DEV Community

Cover image for The Web Scraping Stack I Use After Building 35 Apify Actors (Tools, Patterns, Pitfalls)
Vhub Systems
Vhub Systems

Posted on • Edited on

The Web Scraping Stack I Use After Building 35 Apify Actors (Tools, Patterns, Pitfalls)

The Web Scraping Stack I Use After Building 35 Apify Actors (Tools, Patterns, Pitfalls)

Three years ago I spent four hours debugging why my scraper was returning empty results. Turned out the site had migrated to a React SPA six weeks earlier and nobody updated the docs I was referencing. The HTML I was parsing was a nearly-empty shell. <div id="root"></div>. Beautiful.

That's the kind of thing that forces you to actually develop opinions about tooling rather than just reaching for whatever you used last time. After 35 actors, I've converged on a stack. Not because it's perfect — it absolutely isn't — but because I know exactly where each piece breaks. That's worth more than theoretical elegance.


The Tool Selection Decision Tree

I don't spend much time debating this anymore. It comes down to three questions.

Is the content in the initial HTML response? curl the URL, look at the raw source. If your data is there, you don't need a browser. Use requests + BeautifulSoup. It's faster, cheaper on resources, and dramatically easier to debug. I've run jobs scraping 50,000 product pages with this combo in under 40 minutes on a modest VPS. The moment you introduce a headless browser you're looking at 4-10x slower throughput and a lot more moving parts.
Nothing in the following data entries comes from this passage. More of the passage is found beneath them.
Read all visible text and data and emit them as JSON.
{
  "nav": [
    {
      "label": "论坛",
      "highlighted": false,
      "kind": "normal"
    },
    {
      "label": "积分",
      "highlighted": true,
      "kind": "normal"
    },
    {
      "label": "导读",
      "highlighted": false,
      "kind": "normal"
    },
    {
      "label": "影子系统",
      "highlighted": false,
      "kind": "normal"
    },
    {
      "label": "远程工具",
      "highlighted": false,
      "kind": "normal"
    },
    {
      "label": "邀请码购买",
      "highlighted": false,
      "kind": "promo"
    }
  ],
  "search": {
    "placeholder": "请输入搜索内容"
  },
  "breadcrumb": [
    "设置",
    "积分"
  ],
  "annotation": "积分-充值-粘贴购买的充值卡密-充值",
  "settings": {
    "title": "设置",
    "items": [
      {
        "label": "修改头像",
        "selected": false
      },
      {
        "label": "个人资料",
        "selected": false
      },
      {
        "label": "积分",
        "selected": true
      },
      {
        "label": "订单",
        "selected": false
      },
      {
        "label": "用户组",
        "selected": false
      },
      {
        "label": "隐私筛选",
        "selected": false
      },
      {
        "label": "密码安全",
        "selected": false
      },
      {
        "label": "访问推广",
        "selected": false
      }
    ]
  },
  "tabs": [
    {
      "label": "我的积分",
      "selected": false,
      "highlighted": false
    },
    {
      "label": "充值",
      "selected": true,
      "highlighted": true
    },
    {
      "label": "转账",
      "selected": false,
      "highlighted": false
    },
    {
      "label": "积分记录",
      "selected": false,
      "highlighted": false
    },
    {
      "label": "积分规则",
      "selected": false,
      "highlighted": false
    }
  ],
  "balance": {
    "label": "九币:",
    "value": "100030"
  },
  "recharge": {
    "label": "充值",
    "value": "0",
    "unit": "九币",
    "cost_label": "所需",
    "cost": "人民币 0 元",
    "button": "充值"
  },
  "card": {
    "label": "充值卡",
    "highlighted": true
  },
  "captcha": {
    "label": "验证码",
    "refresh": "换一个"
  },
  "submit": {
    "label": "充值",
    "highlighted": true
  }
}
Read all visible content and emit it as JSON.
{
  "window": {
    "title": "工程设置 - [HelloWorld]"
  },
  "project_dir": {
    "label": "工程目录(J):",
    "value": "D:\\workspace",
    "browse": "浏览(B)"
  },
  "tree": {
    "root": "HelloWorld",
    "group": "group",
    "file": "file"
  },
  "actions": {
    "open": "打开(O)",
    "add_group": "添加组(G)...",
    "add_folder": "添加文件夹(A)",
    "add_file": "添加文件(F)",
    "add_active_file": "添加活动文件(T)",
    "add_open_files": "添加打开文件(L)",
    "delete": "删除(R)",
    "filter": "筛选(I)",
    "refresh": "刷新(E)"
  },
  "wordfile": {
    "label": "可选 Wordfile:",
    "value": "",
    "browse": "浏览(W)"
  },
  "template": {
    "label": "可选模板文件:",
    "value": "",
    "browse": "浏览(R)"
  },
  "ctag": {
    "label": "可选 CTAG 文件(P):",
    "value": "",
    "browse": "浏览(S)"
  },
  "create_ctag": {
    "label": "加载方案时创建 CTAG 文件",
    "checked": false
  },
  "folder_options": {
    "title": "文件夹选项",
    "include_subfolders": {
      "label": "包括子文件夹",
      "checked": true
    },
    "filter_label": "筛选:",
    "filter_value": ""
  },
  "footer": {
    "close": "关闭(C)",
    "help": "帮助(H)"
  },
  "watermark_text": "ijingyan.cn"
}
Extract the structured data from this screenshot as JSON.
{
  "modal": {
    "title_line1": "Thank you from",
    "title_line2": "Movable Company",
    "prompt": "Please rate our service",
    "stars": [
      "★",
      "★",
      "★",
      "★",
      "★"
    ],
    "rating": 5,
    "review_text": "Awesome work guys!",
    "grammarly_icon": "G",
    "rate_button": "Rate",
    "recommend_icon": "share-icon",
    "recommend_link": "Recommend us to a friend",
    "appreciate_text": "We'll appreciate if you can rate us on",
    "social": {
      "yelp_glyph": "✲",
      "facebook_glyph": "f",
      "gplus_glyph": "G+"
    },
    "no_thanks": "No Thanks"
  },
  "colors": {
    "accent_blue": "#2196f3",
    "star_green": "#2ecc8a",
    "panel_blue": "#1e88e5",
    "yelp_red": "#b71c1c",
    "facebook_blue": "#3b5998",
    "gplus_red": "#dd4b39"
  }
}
Does the page render content via JavaScript, require scroll events, or sit behind a login with session cookies? This is Playwright territory. I use the Python bindings. Yes, the async model adds cognitive overhead. Yes, it's slower. But when you need to click "Load More" 47 times or intercept XHR responses to grab the actual API endpoint the frontend is calling — there's no clean alternative. One thing people miss: half the time you can use Playwright once to reverse-engineer the underlying API call, then switch back to plain requests for the actual scraping. Do that whenever you can.

Do you need queue management, auto-scaling, and retry logic baked in without writing it yourself? That's Crawlee. I reach for it when the crawl graph is complex — like spidering an entire e-commerce category tree — or when I'm handing the project off to someone else and I need the infrastructure to be self-explanatory. The opinionated structure is annoying until the day it saves you from a subtle queue duplication bug at 3am.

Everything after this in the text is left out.